GUERRA III

Al entrar en el despacho del mariscal Jordi Pujol, en la difunta Banca Catalana, pude percibir en la penumbra de la estancia unos ojos que me exploraban como a un bicho raro. Era evidente que el motivo de la exploración se debía a mi facha farandulera tan poco habitual en aquel establecimiento. El padrone banquero se me acercó con la cabeza ladeada y la sonrisita diferencial para, acto seguido, señalarme una silla. Supongo que también me extendió la mano, pero no recuerdo más que su aire taimado y unas maneras clericaloides que inducían al recelo.

No obstante, todavía era un Pujol sin desflorar. Mostraba cierta contención de sus impulsos, y nada tenía que ver con el Pujol de los espasmos y turbulencias posterior.

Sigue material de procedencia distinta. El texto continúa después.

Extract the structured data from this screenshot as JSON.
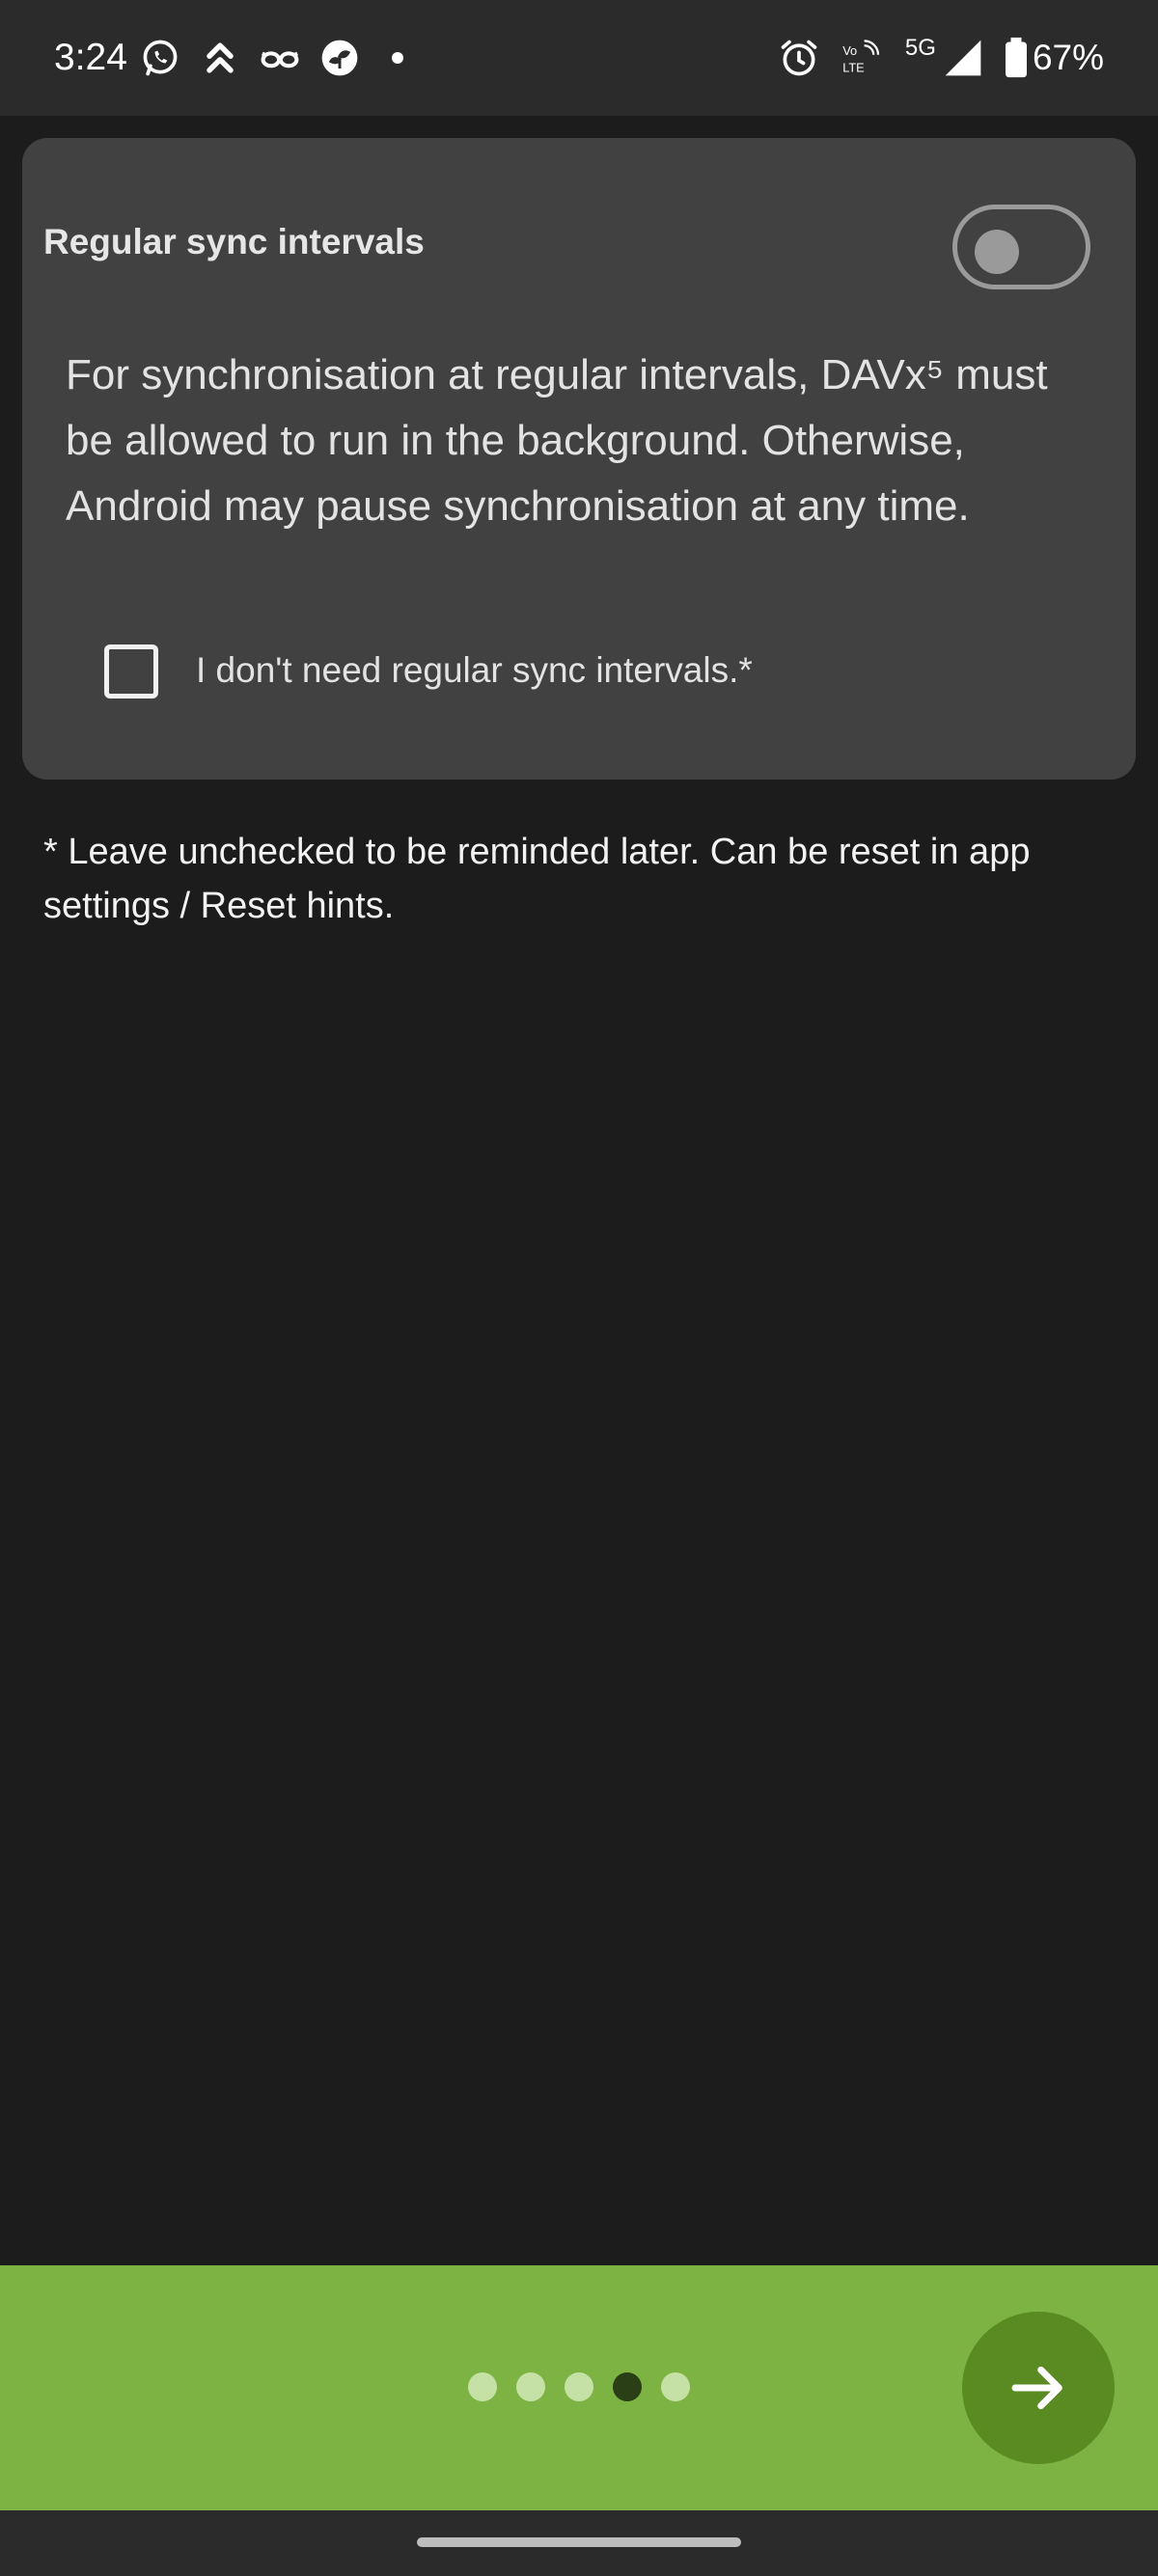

Confieso que mi mente había dibujado una imagen distinta a través del nombre que años atrás se hizo famoso por las numerosas paredes de Barcelona en las que aparecía escrito Llibertat Pujol. Las pintadas se debían a su reciente encarcelamiento por inductor de unos disturbios en el Palau de la Música y autor de unas octavillas antirrégimen. Mi afición a toda clase de escaramuzas me había llevado a participar en alguno de aquellos primeros graffiti contestatarios, que, de haberse conservado, estarían hoy en lugar prominente del Museo de Arte Contemporáneo. En un país donde Tapies es el genio, es lógico que las paredes desconchadas y los graffiti formen parte de las Bellas Artes.

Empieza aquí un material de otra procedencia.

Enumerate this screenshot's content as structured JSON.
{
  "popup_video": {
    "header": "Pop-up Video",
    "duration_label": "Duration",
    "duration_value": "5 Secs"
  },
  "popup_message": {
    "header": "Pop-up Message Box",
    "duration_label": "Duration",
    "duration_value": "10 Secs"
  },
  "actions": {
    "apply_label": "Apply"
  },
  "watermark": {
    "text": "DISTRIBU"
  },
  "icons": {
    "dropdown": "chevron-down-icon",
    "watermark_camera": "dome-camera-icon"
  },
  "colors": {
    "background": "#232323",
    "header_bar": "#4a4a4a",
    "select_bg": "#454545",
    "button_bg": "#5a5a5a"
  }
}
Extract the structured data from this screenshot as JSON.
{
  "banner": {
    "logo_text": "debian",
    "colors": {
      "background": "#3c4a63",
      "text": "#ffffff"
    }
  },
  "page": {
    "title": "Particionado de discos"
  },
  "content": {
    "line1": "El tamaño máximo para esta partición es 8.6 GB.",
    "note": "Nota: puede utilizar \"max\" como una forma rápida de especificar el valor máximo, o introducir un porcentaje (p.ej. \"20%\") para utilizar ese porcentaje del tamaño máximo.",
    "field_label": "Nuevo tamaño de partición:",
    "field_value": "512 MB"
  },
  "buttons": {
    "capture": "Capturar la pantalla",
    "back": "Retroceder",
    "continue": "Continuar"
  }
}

No parece necesario advertir que, si hubiera sido capaz de vislumbrar el futuro, la pintada hubiera sufrido alguna variación, como por ejemplo: Llibertat! Pujol tancat!

El motivo de mí presencia en la institución financiero-patriótica era aplazar una obsesionante letra que gravitaba sobre el indigente presupuesto de Els Joglars. El importe de la deuda era irrisorio, pero las amenazas de la Banca estaban redactadas como si estuviéramos a punto de arruinarlos. En mis anteriores visitas a los usureros autóctonos había sido rebotado de un despacho a otro, hasta que aquel día, quizá convencidos de que nos movíamos también en el meollo de la Cosa Nostra, se dignaron acompañarme a la tercera planta, donde estaba la madriguera del jefe.

Después de la inspección ocular y sin más, el mariscal Pujol acercó su enorme testa al dictáfono y, pasando de todo recato, ordenó a una secretaria que le trajera el Dosier joglars. ¡Me quedé petrificado! Media docena de titiriteros dedicados entonces a la pantomima, sin más capital que nuestros pantis negros, merecíamos todo un dosier. El asunto se ponía emocionante. ¡Nos tenían bajo control! En aquel momento experimenté, como la mayoría de ciudadanos que se saben espiados por un organismo relevante, una extraña sensación de vanidad.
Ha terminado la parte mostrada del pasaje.